- Episode no.: Season 16 Episode 4
- Directed by: Matthew Nastuk
- Written by: Tim Long
- Production code: FABF22
- Original air date: December 5, 2004

Guest appearance
- Kim Cattrall as Chloe Talbot;

Episode features
- Chalkboard gag: "Poking a dead raccoon is not research"
- Couch gag: Everyone in the family looks like Moe Szyslak--including the female members of the family.
- Commentary: Al Jean Matt Selman Tim Long Ian Maxtone-Graham Tom Gammill Max Pross Michael Price Kim Cattrall

Episode chronology
| ← Previous "Sleeping with the Enemy" | Next → "Fat Man and Little Boy" |
- The Simpsons season 16

= She Used to Be My Girl =

"She Used to Be My Girl" is the fourth episode of the sixteenth season of the American animated television series The Simpsons. It originally aired on the Fox network in the United States on December 5, 2004. The episode was written by Tim Long and directed by Matthew Nastuk.

In this episode, Marge becomes jealous of her successful high school friend when Lisa begins to bond with her. Kim Cattrall guest starred as Chloe Talbot. The episode received negative reviews.

==Plot==
One day, Marge sees a friend from high school, Chloe Talbot, on TV and is jealous of her success as a news reporter. When they meet, an embarrassed Marge confesses she never left Springfield, but the two are glad to see each other again. Chloe comes to the Simpsons' house for dinner, but her exciting stories annoy Marge and inspire Lisa, who goes out to dinner with Chloe.

Marge reveals that she and Chloe were reporters for their high school newspaper, but after high school Marge stayed with her sweetheart Homer after Bart was born, with Chloe leaving her sweetheart Barney when he proposed.
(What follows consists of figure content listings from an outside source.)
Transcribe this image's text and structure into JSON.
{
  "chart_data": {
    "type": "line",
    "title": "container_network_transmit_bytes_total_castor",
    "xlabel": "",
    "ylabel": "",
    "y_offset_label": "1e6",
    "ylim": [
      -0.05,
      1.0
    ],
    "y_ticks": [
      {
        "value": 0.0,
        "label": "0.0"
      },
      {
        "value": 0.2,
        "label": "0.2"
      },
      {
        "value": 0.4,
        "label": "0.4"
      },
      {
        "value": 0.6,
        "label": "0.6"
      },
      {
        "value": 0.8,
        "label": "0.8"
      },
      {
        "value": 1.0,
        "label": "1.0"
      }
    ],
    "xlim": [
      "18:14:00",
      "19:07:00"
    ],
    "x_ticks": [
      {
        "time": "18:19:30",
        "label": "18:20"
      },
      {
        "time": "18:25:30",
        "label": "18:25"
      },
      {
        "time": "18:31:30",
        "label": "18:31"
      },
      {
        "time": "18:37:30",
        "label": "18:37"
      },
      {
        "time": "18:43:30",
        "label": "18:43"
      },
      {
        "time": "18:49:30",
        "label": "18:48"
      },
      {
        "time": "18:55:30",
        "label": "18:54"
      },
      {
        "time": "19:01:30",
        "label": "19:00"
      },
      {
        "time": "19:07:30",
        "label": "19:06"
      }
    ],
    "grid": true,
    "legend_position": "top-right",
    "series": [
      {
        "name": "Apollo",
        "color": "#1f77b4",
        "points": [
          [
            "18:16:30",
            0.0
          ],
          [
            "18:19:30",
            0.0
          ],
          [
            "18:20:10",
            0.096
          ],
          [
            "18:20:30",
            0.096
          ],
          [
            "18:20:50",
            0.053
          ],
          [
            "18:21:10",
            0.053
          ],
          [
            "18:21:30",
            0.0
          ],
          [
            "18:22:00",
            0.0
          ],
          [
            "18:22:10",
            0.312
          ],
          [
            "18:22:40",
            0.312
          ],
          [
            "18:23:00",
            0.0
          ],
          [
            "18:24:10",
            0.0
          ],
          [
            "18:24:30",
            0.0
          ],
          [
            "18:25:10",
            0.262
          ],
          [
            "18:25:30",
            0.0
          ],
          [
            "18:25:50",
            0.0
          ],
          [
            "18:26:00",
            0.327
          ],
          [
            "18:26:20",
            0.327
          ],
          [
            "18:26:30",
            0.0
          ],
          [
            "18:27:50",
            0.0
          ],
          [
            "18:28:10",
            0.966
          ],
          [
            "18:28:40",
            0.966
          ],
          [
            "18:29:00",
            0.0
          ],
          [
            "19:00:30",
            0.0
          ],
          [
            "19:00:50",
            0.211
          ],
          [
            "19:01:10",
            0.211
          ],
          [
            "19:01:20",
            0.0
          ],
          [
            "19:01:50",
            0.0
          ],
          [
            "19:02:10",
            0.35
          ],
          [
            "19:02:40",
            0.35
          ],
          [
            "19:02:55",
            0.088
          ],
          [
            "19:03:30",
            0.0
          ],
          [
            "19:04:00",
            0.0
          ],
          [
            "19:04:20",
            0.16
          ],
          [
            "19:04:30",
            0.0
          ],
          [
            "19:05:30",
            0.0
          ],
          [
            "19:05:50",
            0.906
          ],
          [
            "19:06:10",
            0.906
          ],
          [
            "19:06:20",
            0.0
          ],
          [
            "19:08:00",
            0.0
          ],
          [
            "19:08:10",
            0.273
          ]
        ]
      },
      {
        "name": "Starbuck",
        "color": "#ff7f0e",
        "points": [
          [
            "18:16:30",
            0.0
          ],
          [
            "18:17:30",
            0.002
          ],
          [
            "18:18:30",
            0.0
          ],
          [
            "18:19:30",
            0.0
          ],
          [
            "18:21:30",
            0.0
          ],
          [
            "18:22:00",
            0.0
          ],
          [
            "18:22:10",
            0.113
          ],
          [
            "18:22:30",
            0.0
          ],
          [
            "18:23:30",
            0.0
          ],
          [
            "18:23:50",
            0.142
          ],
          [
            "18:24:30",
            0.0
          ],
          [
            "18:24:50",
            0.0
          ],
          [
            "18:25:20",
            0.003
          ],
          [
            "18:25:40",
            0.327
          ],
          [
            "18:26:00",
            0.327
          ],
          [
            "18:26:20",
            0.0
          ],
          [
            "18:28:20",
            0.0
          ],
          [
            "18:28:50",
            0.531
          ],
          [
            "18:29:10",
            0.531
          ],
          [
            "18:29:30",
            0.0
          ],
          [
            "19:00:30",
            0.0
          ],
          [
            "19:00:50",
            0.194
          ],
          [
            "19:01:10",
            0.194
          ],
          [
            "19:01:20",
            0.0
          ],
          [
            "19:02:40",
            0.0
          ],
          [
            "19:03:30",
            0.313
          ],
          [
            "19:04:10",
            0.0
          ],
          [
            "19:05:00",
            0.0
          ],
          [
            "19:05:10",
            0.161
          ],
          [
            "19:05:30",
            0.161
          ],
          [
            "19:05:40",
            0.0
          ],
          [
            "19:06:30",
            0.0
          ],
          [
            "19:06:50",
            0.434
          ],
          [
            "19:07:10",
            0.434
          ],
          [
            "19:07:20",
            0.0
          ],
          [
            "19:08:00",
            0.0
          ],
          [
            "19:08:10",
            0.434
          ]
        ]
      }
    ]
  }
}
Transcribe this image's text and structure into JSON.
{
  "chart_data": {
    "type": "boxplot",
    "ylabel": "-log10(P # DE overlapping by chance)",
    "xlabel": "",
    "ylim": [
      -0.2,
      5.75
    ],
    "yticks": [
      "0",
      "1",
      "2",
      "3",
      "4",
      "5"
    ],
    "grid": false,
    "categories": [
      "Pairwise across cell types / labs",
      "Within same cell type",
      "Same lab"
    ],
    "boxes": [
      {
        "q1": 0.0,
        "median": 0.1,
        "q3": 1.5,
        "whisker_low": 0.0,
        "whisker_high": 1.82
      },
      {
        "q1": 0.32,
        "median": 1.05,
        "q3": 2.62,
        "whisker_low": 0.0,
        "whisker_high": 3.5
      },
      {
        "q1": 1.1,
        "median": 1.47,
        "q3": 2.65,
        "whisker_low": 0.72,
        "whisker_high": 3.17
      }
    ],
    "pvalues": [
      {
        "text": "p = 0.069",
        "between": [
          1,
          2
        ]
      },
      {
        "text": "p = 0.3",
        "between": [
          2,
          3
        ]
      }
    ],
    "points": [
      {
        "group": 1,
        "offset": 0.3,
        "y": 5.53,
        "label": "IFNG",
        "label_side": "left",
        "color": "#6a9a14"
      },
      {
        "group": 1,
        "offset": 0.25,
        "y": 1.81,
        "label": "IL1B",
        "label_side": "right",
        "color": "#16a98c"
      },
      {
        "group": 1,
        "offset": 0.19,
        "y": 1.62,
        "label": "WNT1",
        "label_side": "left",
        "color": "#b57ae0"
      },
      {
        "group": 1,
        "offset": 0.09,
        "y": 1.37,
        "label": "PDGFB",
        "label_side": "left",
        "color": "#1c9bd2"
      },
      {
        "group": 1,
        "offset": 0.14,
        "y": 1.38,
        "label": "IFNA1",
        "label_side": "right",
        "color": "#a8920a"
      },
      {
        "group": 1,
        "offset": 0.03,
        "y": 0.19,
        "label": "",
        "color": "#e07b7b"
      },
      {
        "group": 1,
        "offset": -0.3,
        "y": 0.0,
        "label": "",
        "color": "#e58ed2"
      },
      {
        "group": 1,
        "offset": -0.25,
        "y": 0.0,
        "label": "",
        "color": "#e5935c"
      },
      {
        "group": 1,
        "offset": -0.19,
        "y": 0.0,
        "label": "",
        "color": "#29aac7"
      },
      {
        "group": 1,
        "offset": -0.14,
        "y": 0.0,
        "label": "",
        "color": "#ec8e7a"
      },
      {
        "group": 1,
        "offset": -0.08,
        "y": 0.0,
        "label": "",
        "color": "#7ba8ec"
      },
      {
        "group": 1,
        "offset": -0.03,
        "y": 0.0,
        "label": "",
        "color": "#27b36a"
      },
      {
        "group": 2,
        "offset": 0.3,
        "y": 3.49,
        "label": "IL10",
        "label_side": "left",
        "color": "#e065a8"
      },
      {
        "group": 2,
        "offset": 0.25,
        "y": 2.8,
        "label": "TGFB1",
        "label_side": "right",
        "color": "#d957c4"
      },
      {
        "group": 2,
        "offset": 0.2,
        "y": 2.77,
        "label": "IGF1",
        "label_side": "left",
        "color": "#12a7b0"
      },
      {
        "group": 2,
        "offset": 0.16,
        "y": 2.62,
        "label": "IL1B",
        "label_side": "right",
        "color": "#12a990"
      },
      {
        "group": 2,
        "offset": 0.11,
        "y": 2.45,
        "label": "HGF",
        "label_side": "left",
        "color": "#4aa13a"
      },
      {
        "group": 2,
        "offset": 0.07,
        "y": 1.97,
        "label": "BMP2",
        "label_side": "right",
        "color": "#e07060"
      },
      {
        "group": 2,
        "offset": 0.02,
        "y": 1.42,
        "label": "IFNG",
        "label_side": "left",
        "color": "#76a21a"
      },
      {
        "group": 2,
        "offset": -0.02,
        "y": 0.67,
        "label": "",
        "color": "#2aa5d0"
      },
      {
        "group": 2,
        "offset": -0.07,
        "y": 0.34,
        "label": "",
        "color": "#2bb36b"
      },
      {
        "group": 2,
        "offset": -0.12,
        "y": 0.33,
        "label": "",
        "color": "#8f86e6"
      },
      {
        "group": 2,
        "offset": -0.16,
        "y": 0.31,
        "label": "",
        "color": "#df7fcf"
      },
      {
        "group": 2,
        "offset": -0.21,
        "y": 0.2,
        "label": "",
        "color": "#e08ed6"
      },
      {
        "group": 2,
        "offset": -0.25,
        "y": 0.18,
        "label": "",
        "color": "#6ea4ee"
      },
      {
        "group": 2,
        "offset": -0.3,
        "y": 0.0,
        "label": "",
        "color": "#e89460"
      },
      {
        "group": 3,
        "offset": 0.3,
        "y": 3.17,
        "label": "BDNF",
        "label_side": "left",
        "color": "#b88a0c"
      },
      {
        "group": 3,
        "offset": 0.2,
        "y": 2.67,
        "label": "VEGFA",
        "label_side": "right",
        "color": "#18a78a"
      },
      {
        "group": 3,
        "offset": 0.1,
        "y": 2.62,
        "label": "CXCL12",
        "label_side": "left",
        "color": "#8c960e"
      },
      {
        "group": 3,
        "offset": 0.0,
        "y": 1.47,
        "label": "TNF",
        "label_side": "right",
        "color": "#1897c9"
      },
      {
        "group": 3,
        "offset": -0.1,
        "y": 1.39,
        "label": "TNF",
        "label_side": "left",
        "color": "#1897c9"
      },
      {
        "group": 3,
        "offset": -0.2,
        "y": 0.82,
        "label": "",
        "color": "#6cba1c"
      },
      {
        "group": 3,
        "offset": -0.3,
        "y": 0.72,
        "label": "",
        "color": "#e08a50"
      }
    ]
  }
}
With all of Chloe's success, Marge seems to begin to resent both her decision and her family but receives supporting words from Homer.

On their way back from dinner, Chloe invites Lisa to the United Nations women's conference, with Lisa saying she would need parental permission. Upon arriving at the Simpsons house, a drunk Marge, who is worried that Lisa likes Chloe more, provokes Chloe and the two fight on the lawn. This leaves Marge with a black eye.

After Marge talks with Lisa about what happened, she forbids her to go to the women's conference, but Lisa sneaks out and hides in Chloe's car's trunk. Then, as Chloe drives off, her boss calls her, telling her to cover the story of the eruption of Springfield Volcano. When Lisa pops out of the trunk, Chloe has her be her cameraman after her original one fled at the sight of lava.

When Marge and Homer arrive at the women's conference to find Lisa, they see Chloe's live broadcast from the volcano, crediting Lisa behind the camera and the two trapped by a sea of lava. Marge and Homer race to the volcano and the former leaps from rock to rock to rescue Lisa. Moments later, Barney descends in a helicopter to rescue Chloe, who grants him a half hour of pity sex.

When Marge imagines her life as a reporter, she screams to her family, who shows little interest.

==Production==
The episode was written by Tim Long. Kim Cattrall guest starred as Chloe Talbot.

==Reception==
===Viewing figures===
In its original American broadcast, "She Used to Be My Girl" was viewed by 10.3 million people.

===Critical response===
Colin Jacobson of DVD Movie Guide said the episode was better than the previous one but thought the season's focus on Marge and Lisa so far has not provided any "good material".

On Four Finger Discount, Guy Davis and Brendan Dando did not like the episode but liked the performance by Kim Cattrall. They also thought they had already seen previous episodes of Marge being jealous of other women whom Lisa idolizes.